Outside of client work, I spend an inordinate amount of time writing and building long-form projects about creative work, discipline and authorship. Some of it is practical, some of it is deliberately uncomfortable. It all comes from the same instinct: clarity over mystique, responsibility over “vibes” and doing the work properly even when no one is watching. I’m often told I work too much. I tend to disagree!

Okay, so here’s a deep one: What’s a moment that really shaped how you see the world?
Early in my career, I felt ignored. At the time, it seemed unfair. It wasn’t. None of us are special.

I watched people far more talented than myself stall. Not because they lacked ability, but because they assumed potential would be recognised without being made legible. I spoke to a composer whose work I greatly admire and discovered that even he struggled to be consistently noticed, despite a résumé far stronger than mine at the time. That forced a recalibration. If someone at his level could be overlooked, the problem clearly was not talent alone.

My first reaction was doubt. That is where many people retreat inward. I did as well, briefly. Then I stepped back and paid attention. I studied how businesses function, how people present themselves, and how work actually moves through the world. The pattern was obvious. Effort by itself carries little weight. Effort without consistency and follow-through is ornamental.

That realisation changed how I operate. I began to prioritise structure over intention, responsibility over expression and finishing over starting. Things became simpler. Not kinder, and certainly not easier, but clearer. That clarity has stayed with me ever since.

Was there ever a time you almost gave up?
Yes, briefly.

There were moments where I considered stopping, usually when the gap between effort and traction felt unjustifiably wide. At the time it was tempting to read that as a verdict on the work itself. It was actually a verdict on how I was operating.

Once that distinction clicked, the question shifted from “should I stop” to “what has to change.” The answer was not more passion or persistence, but more clarity, structure and intention. From that point on, continuing was no longer an act of faith. It became a decision.

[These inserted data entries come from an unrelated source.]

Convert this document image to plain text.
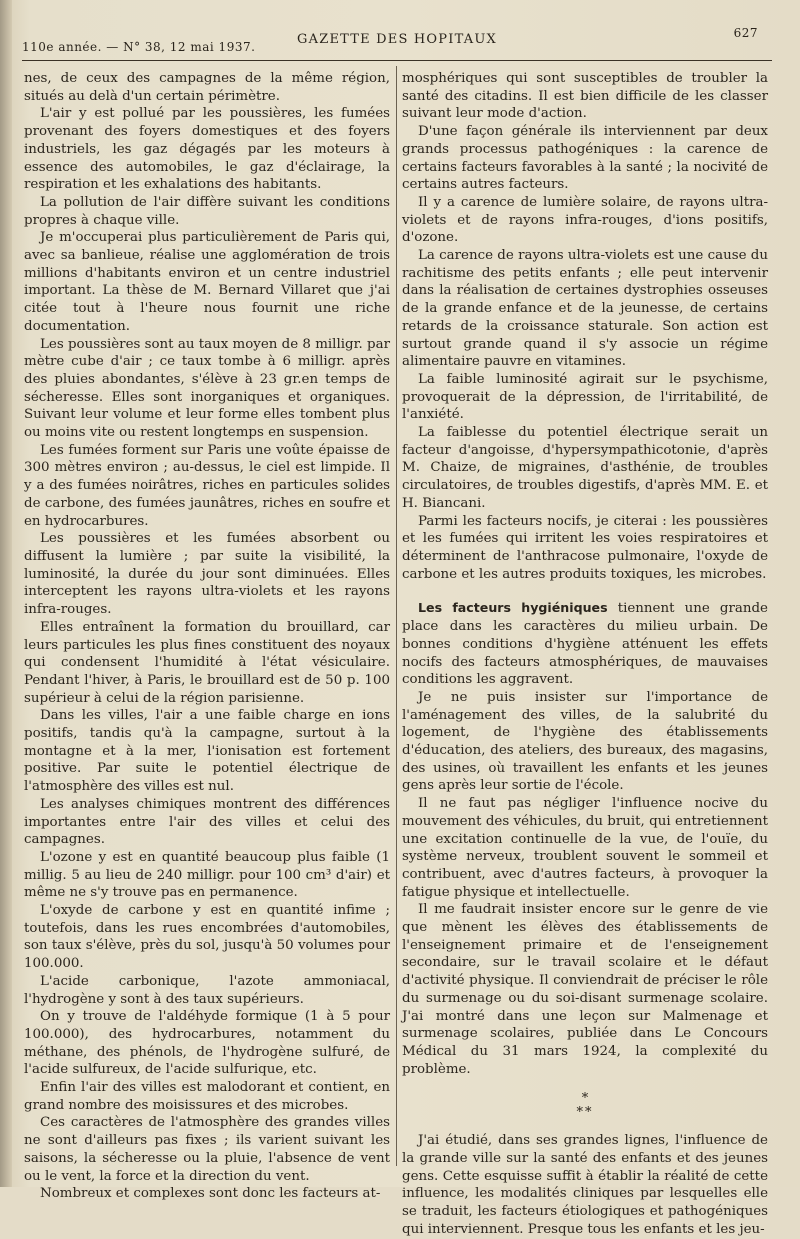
110e année. — N° 38, 12 mai 1937.	GAZETTE DES HOPITAUX	627

nes, de ceux des campagnes de la même région, situés au delà d'un certain périmètre.

L'air y est pollué par les poussières, les fumées provenant des foyers domestiques et des foyers industriels, les gaz dégagés par les moteurs à essence des automobiles, le gaz d'éclairage, la respiration et les exhalations des habitants.

La pollution de l'air diffère suivant les conditions propres à chaque ville.

Je m'occuperai plus particulièrement de Paris qui, avec sa banlieue, réalise une agglomération de trois millions d'habitants environ et un centre industriel important. La thèse de M. Bernard Villaret que j'ai citée tout à l'heure nous fournit une riche documentation.

Les poussières sont au taux moyen de 8 milligr. par mètre cube d'air ; ce taux tombe à 6 milligr. après des pluies abondantes, s'élève à 23 gr.en temps de sécheresse. Elles sont inorganiques et organiques. Suivant leur volume et leur forme elles tombent plus ou moins vite ou restent longtemps en suspension.

Les fumées forment sur Paris une voûte épaisse de 300 mètres environ ; au-dessus, le ciel est limpide. Il y a des fumées noirâtres, riches en particules solides de carbone, des fumées jaunâtres, riches en soufre et en hydrocarbures.

Les poussières et les fumées absorbent ou diffusent la lumière ; par suite la visibilité, la luminosité, la durée du jour sont diminuées. Elles interceptent les rayons ultra-violets et les rayons infra-rouges.

Elles entraînent la formation du brouillard, car leurs particules les plus fines constituent des noyaux qui condensent l'humidité à l'état vésiculaire. Pendant l'hiver, à Paris, le brouillard est de 50 p. 100 supérieur à celui de la région parisienne.

Dans les villes, l'air a une faible charge en ions positifs, tandis qu'à la campagne, surtout à la montagne et à la mer, l'ionisation est fortement positive. Par suite le potentiel électrique de l'atmosphère des villes est nul.

Les analyses chimiques montrent des différences importantes entre l'air des villes et celui des campagnes.

L'ozone y est en quantité beaucoup plus faible (1 millig. 5 au lieu de 240 milligr. pour 100 cm³ d'air) et même ne s'y trouve pas en permanence.

L'oxyde de carbone y est en quantité infime ; toutefois, dans les rues encombrées d'automobiles, son taux s'élève, près du sol, jusqu'à 50 volumes pour 100.000.

L'acide carbonique, l'azote ammoniacal, l'hydrogène y sont à des taux supérieurs.

On y trouve de l'aldéhyde formique (1 à 5 pour 100.000), des hydrocarbures, notamment du méthane, des phénols, de l'hydrogène sulfuré, de l'acide sulfureux, de l'acide sulfurique, etc.

Enfin l'air des villes est malodorant et contient, en grand nombre des moisissures et des microbes.

Ces caractères de l'atmosphère des grandes villes ne sont d'ailleurs pas fixes ; ils varient suivant les saisons, la sécheresse ou la pluie, l'absence de vent ou le vent, la force et la direction du vent.

Nombreux et complexes sont donc les facteurs at-

mosphériques qui sont susceptibles de troubler la santé des citadins. Il est bien difficile de les classer suivant leur mode d'action.

D'une façon générale ils interviennent par deux grands processus pathogéniques : la carence de certains facteurs favorables à la santé ; la nocivité de certains autres facteurs.

Il y a carence de lumière solaire, de rayons ultra-violets et de rayons infra-rouges, d'ions positifs, d'ozone.

La carence de rayons ultra-violets est une cause du rachitisme des petits enfants ; elle peut intervenir dans la réalisation de certaines dystrophies osseuses de la grande enfance et de la jeunesse, de certains retards de la croissance staturale. Son action est surtout grande quand il s'y associe un régime alimentaire pauvre en vitamines.

La faible luminosité agirait sur le psychisme, provoquerait de la dépression, de l'irritabilité, de l'anxiété.

La faiblesse du potentiel électrique serait un facteur d'angoisse, d'hypersympathicotonie, d'après M. Chaize, de migraines, d'asthénie, de troubles circulatoires, de troubles digestifs, d'après MM. E. et H. Biancani.

Parmi les facteurs nocifs, je citerai : les poussières et les fumées qui irritent les voies respiratoires et déterminent de l'anthracose pulmonaire, l'oxyde de carbone et les autres produits toxiques, les microbes.

Les facteurs hygiéniques tiennent une grande place dans les caractères du milieu urbain. De bonnes conditions d'hygiène atténuent les effets nocifs des facteurs atmosphériques, de mauvaises conditions les aggravent.

Je ne puis insister sur l'importance de l'aménagement des villes, de la salubrité du logement, de l'hygiène des établissements d'éducation, des ateliers, des bureaux, des magasins, des usines, où travaillent les enfants et les jeunes gens après leur sortie de l'école.

Il ne faut pas négliger l'influence nocive du mouvement des véhicules, du bruit, qui entretiennent une excitation continuelle de la vue, de l'ouïe, du système nerveux, troublent souvent le sommeil et contribuent, avec d'autres facteurs, à provoquer la fatigue physique et intellectuelle.

Il me faudrait insister encore sur le genre de vie que mènent les élèves des établissements de l'enseignement primaire et de l'enseignement secondaire, sur le travail scolaire et le défaut d'activité physique. Il conviendrait de préciser le rôle du surmenage ou du soi-disant surmenage scolaire. J'ai montré dans une leçon sur Malmenage et surmenage scolaires, publiée dans Le Concours Médical du 31 mars 1924, la complexité du problème.

*
**

J'ai étudié, dans ses grandes lignes, l'influence de la grande ville sur la santé des enfants et des jeunes gens. Cette esquisse suffit à établir la réalité de cette influence, les modalités cliniques par lesquelles elle se traduit, les facteurs étiologiques et pathogéniques qui interviennent. Presque tous les enfants et les jeu-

I think our readers would appreciate hearing more about your values and what you think matters in life and career, etc. So our next question is along those lines. Is the public version of you the real you?
Yes, but it’s edited. The public version of me isn’t a mask but a deliberate compression. It emphasises the parts of me that are useful in the context I work in: clarity, directness and responsibility. Other parts are private because they are irrelevant to the job, not because they are inauthentic. Everyone curates. Most people just do it unconsciously whereas I do it deliberately. That difference often gets misread as performance. The person doing the work and the person presenting it are the same.

Okay, so before we go, let’s tackle one more area. Have you ever gotten what you wanted, and found it did not satisfy you?
Yes, often. When I get what I was aiming for, the feeling is usually brief. It’s less satisfaction and more a quiet check of whether the goal made sense in the first place. Sometimes it does. Sometimes it doesn’t. Either way, I don’t sit in it for long.

I’ve realised I’m not very good at stopping. Once something is working, my attention moves to what could be improved or where it breaks under pressure. It’s just how I stay engaged. I don’t think I’m meant to be permanently satisfied. I’m more comfortable when things are moving forward and becoming more precise.